Overview and Approach

The paper underscores the growing proficiency of pretrained LMs in executing diverse NLP tasks. However, it highlights a notable gap in their performance on structure prediction tasks, which require a nuanced understanding of structural details in text. Structure prediction tasks, such as open information extraction and named entity recognition, demand integration of multiple contextual aspects into a cohesive structure. DeepStruct introduces structure pretraining, designed specifically to teach LMs to comprehend and generate text structures during the pretraining phase, thus facilitating zero-shot transfer to downstream structure prediction tasks.

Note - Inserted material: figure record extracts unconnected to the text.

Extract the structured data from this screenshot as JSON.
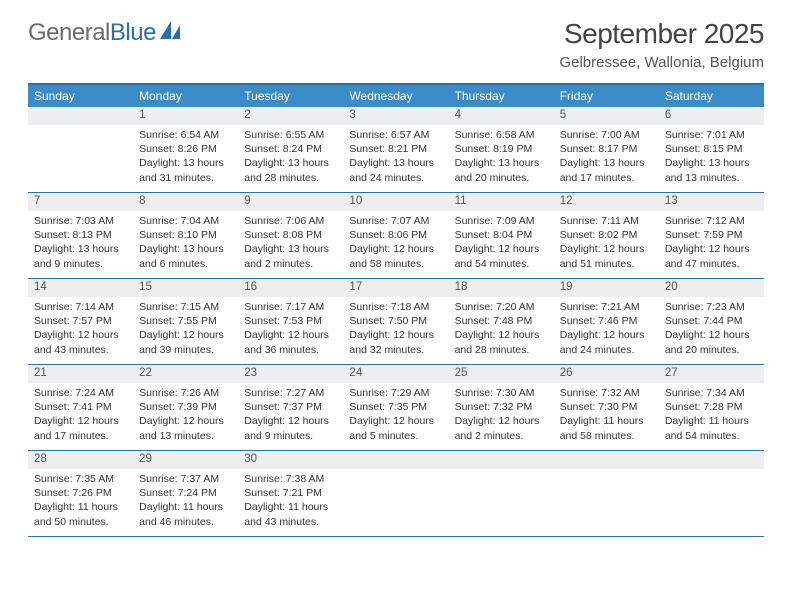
{
  "logo": {
    "part1": "General",
    "part2": "Blue"
  },
  "title": "September 2025",
  "subtitle": "Gelbressee, Wallonia, Belgium",
  "colors": {
    "header_bg": "#3b8bc8",
    "border": "#2b6fab",
    "daynum_bg": "#eceeef",
    "text": "#333333"
  },
  "typography": {
    "title_fontsize": 28,
    "subtitle_fontsize": 15,
    "header_fontsize": 12,
    "cell_fontsize": 10.5
  },
  "day_headers": [
    "Sunday",
    "Monday",
    "Tuesday",
    "Wednesday",
    "Thursday",
    "Friday",
    "Saturday"
  ],
  "weeks": [
    [
      {
        "n": "",
        "lines": []
      },
      {
        "n": "1",
        "lines": [
          "Sunrise: 6:54 AM",
          "Sunset: 8:26 PM",
          "Daylight: 13 hours and 31 minutes."
        ]
      },
      {
        "n": "2",
        "lines": [
          "Sunrise: 6:55 AM",
          "Sunset: 8:24 PM",
          "Daylight: 13 hours and 28 minutes."
        ]
      },
      {
        "n": "3",
        "lines": [
          "Sunrise: 6:57 AM",
          "Sunset: 8:21 PM",
          "Daylight: 13 hours and 24 minutes."
        ]
      },
      {
        "n": "4",
        "lines": [
          "Sunrise: 6:58 AM",
          "Sunset: 8:19 PM",
          "Daylight: 13 hours and 20 minutes."
        ]
      },
      {
        "n": "5",
        "lines": [
          "Sunrise: 7:00 AM",
          "Sunset: 8:17 PM",
          "Daylight: 13 hours and 17 minutes."
        ]
      },
      {
        "n": "6",
        "lines": [
          "Sunrise: 7:01 AM",
          "Sunset: 8:15 PM",
          "Daylight: 13 hours and 13 minutes."
        ]
      }
    ],
    [
      {
        "n": "7",
        "lines": [
          "Sunrise: 7:03 AM",
          "Sunset: 8:13 PM",
          "Daylight: 13 hours and 9 minutes."
        ]
      },
      {
        "n": "8",
        "lines": [
          "Sunrise: 7:04 AM",
          "Sunset: 8:10 PM",
          "Daylight: 13 hours and 6 minutes."
        ]
      },
      {
        "n": "9",
        "lines": [
          "Sunrise: 7:06 AM",
          "Sunset: 8:08 PM",
          "Daylight: 13 hours and 2 minutes."
        ]
      },
      {
        "n": "10",
        "lines": [
          "Sunrise: 7:07 AM",
          "Sunset: 8:06 PM",
          "Daylight: 12 hours and 58 minutes."
        ]
      },
      {
        "n": "11",
        "lines": [
          "Sunrise: 7:09 AM",
          "Sunset: 8:04 PM",
          "Daylight: 12 hours and 54 minutes."
        ]
      },
      {
        "n": "12",
        "lines": [
          "Sunrise: 7:11 AM",
          "Sunset: 8:02 PM",
          "Daylight: 12 hours and 51 minutes."
        ]
      },
      {
        "n": "13",
        "lines": [
          "Sunrise: 7:12 AM",
          "Sunset: 7:59 PM",
          "Daylight: 12 hours and 47 minutes."
        ]
      }
    ],
    [
      {
        "n": "14",
        "lines": [
          "Sunrise: 7:14 AM",
          "Sunset: 7:57 PM",
          "Daylight: 12 hours and 43 minutes."
        ]
      },
      {
        "n": "15",
        "lines": [
          "Sunrise: 7:15 AM",
          "Sunset: 7:55 PM",
          "Daylight: 12 hours and 39 minutes."
        ]
      },
      {
        "n": "16",
        "lines": [
          "Sunrise: 7:17 AM",
          "Sunset: 7:53 PM",
          "Daylight: 12 hours and 36 minutes."
        ]
      },
      {
        "n": "17",
        "lines": [
          "Sunrise: 7:18 AM",
          "Sunset: 7:50 PM",
          "Daylight: 12 hours and 32 minutes."
        ]
      },
      {
        "n": "18",
        "lines": [
          "Sunrise: 7:20 AM",
          "Sunset: 7:48 PM",
          "Daylight: 12 hours and 28 minutes."
        ]
      },
      {
        "n": "19",
        "lines": [
          "Sunrise: 7:21 AM",
          "Sunset: 7:46 PM",
          "Daylight: 12 hours and 24 minutes."
        ]
      },
      {
        "n": "20",
        "lines": [
          "Sunrise: 7:23 AM",
          "Sunset: 7:44 PM",
          "Daylight: 12 hours and 20 minutes."
        ]
      }
    ],
    [
      {
        "n": "21",
        "lines": [
          "Sunrise: 7:24 AM",
          "Sunset: 7:41 PM",
          "Daylight: 12 hours and 17 minutes."
        ]
      },
      {
        "n": "22",
        "lines": [
          "Sunrise: 7:26 AM",
          "Sunset: 7:39 PM",
          "Daylight: 12 hours and 13 minutes."
        ]
      },
      {
        "n": "23",
        "lines": [
          "Sunrise: 7:27 AM",
          "Sunset: 7:37 PM",
          "Daylight: 12 hours and 9 minutes."
        ]
      },
      {
        "n": "24",
        "lines": [
          "Sunrise: 7:29 AM",
          "Sunset: 7:35 PM",
          "Daylight: 12 hours and 5 minutes."
        ]
      },
      {
        "n": "25",
        "lines": [
          "Sunrise: 7:30 AM",
          "Sunset: 7:32 PM",
          "Daylight: 12 hours and 2 minutes."
        ]
      },
      {
        "n": "26",
        "lines": [
          "Sunrise: 7:32 AM",
          "Sunset: 7:30 PM",
          "Daylight: 11 hours and 58 minutes."
        ]
      },
      {
        "n": "27",
        "lines": [
          "Sunrise: 7:34 AM",
          "Sunset: 7:28 PM",
          "Daylight: 11 hours and 54 minutes."
        ]
      }
    ],
    [
      {
        "n": "28",
        "lines": [
          "Sunrise: 7:35 AM",
          "Sunset: 7:26 PM",
          "Daylight: 11 hours and 50 minutes."
        ]
      },
      {
        "n": "29",
        "lines": [
          "Sunrise: 7:37 AM",
          "Sunset: 7:24 PM",
          "Daylight: 11 hours and 46 minutes."
        ]
      },
      {
        "n": "30",
        "lines": [
          "Sunrise: 7:38 AM",
          "Sunset: 7:21 PM",
          "Daylight: 11 hours and 43 minutes."
        ]
      },
      {
        "n": "",
        "lines": [],
        "trailing": true
      },
      {
        "n": "",
        "lines": [],
        "trailing": true
      },
      {
        "n": "",
        "lines": [],
        "trailing": true
      },
      {
        "n": "",
        "lines": [],
        "trailing": true
      }
    ]
  ]
}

DeepStruct employs a methodology that reformulates structure prediction as a sequence of unit tasks focused on generating triples—comprising a head entity, relationship, and tail entity—from text. By pretraining LMs with task-agnostic structural corpora, the methodology achieves unification of multiple structure prediction tasks under a consistent task format. The efficiency of this approach is validated across 28 datasets encompassing 10 distinct structure prediction tasks, highlighting its efficiency in zero-shot and multi-task scenarios.

Empirical Findings

In empirical evaluations, DeepStruct was tested on 28 datasets covering tasks such as open information extraction, entity and relation extraction, and dialogue state tracking. Significant findings include:

  • DeepStruct achieved state-of-the-art performance on 21 out of the 28 datasets.
  • A 10B parameter LM demonstrated substantial improvements over smaller models, indicating a scaling law benefit where larger models translate learned knowledge more effectively.
  • In direct comparisons to 175B parameter GPT-3, DeepStruct's approach outperformed GPT-3 in select zero-shot structure prediction benchmarks, emphasizing the effectiveness of structure pretraining.

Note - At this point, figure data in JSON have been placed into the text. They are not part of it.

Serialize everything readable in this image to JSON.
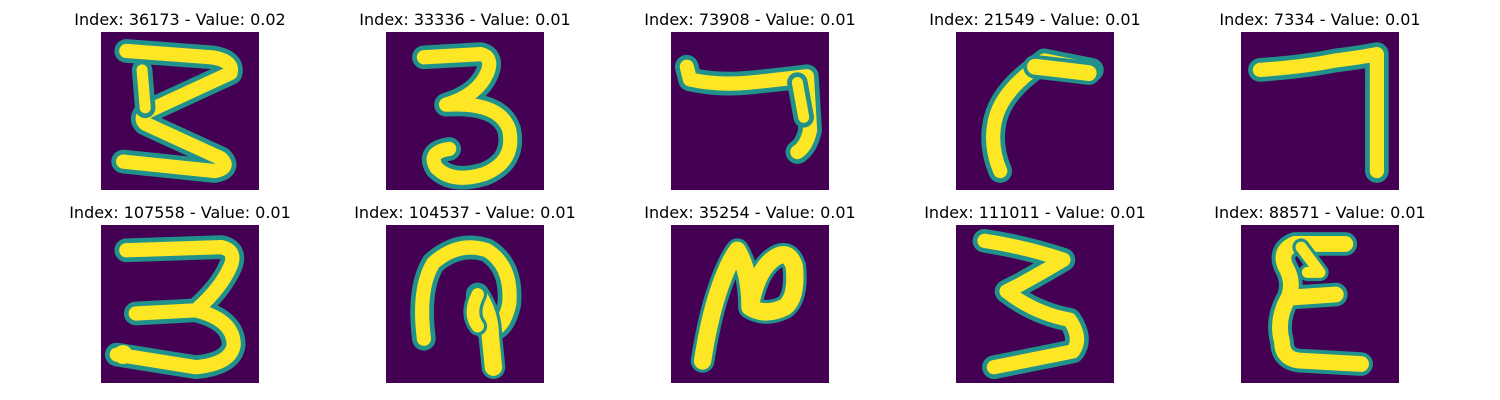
{
  "colors": {
    "background": "#440154",
    "mid_low": "#31688e",
    "mid": "#21918c",
    "mid_high": "#5ec962",
    "foreground": "#fde725"
  },
  "panels": [
    {
      "title": "Index: 36173 - Value: 0.02",
      "icon": "handwritten-digit-3"
    },
    {
      "title": "Index: 33336 - Value: 0.01",
      "icon": "handwritten-digit-3"
    },
    {
      "title": "Index: 73908 - Value: 0.01",
      "icon": "handwritten-digit-7"
    },
    {
      "title": "Index: 21549 - Value: 0.01",
      "icon": "handwritten-digit-7"
    },
    {
      "title": "Index: 7334 - Value: 0.01",
      "icon": "handwritten-digit-7"
    },
    {
      "title": "Index: 107558 - Value: 0.01",
      "icon": "handwritten-digit-3"
    },
    {
      "title": "Index: 104537 - Value: 0.01",
      "icon": "handwritten-digit-loop"
    },
    {
      "title": "Index: 35254 - Value: 0.01",
      "icon": "handwritten-digit-2"
    },
    {
      "title": "Index: 111011 - Value: 0.01",
      "icon": "handwritten-digit-3"
    },
    {
      "title": "Index: 88571 - Value: 0.01",
      "icon": "handwritten-digit-3-mirrored"
    }
  ]
}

Practical and Theoretical Implications

The implications of this paper are twofold. Practically, the success of DeepStruct in achieving competitive results in zero-shot structure prediction opens pathways for applying pretrained LMs to a broader spectrum of tasks without necessitating task-specific architecture designs or extensive labeled datasets. Theoretically, the research advocates for the exploration of pretraining strategies that can endow LMs with higher-level cognitive abilities, specifically structural understanding. It suggests this as a more sophisticated measure of LM competence beyond traditional token prediction tasks.

Furthermore, the paper posits that unifying structure prediction tasks via structure pretraining could enhance the adaptability and efficiency of LMs in practical applications, as these tasks often converge across different domains and languages.

Future Directions

The research points towards several future directions, including the exploration of larger and more diverse pretraining datasets, the development of improved methods for schema alignment between pretraining and task-specific datasets, and the refinement of model architectures that can better leverage the structural knowledge acquired during pretraining. The paper also suggests the potential for integrating structure pretraining approaches with generative models like T5 and BART to further advance the field of NLP.

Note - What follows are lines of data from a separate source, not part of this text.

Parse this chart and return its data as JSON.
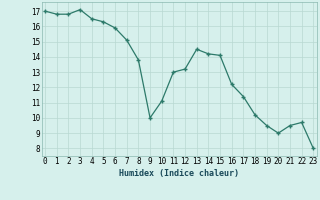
{
  "x": [
    0,
    1,
    2,
    3,
    4,
    5,
    6,
    7,
    8,
    9,
    10,
    11,
    12,
    13,
    14,
    15,
    16,
    17,
    18,
    19,
    20,
    21,
    22,
    23
  ],
  "y": [
    17.0,
    16.8,
    16.8,
    17.1,
    16.5,
    16.3,
    15.9,
    15.1,
    13.8,
    10.0,
    11.1,
    13.0,
    13.2,
    14.5,
    14.2,
    14.1,
    12.2,
    11.4,
    10.2,
    9.5,
    9.0,
    9.5,
    9.7,
    8.0
  ],
  "line_color": "#2d7a6a",
  "marker_color": "#2d7a6a",
  "bg_color": "#d6f0ec",
  "grid_color": "#b8d8d2",
  "xlabel": "Humidex (Indice chaleur)",
  "yticks": [
    8,
    9,
    10,
    11,
    12,
    13,
    14,
    15,
    16,
    17
  ],
  "xticks": [
    0,
    1,
    2,
    3,
    4,
    5,
    6,
    7,
    8,
    9,
    10,
    11,
    12,
    13,
    14,
    15,
    16,
    17,
    18,
    19,
    20,
    21,
    22,
    23
  ],
  "ylim": [
    7.5,
    17.6
  ],
  "xlim": [
    -0.3,
    23.3
  ],
  "tick_fontsize": 5.5,
  "xlabel_fontsize": 6.0
}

In summary, DeepStruct provides a comprehensive blueprint for revolutionizing the application of pretrained LMs in structure prediction tasks by leveraging structure pretraining. The approach not only enhances LM capabilities but also bridges the gap between structural understanding and traditional NLP tasks, paving the way for sophisticated AI systems that are responsive to structural nuances in language data.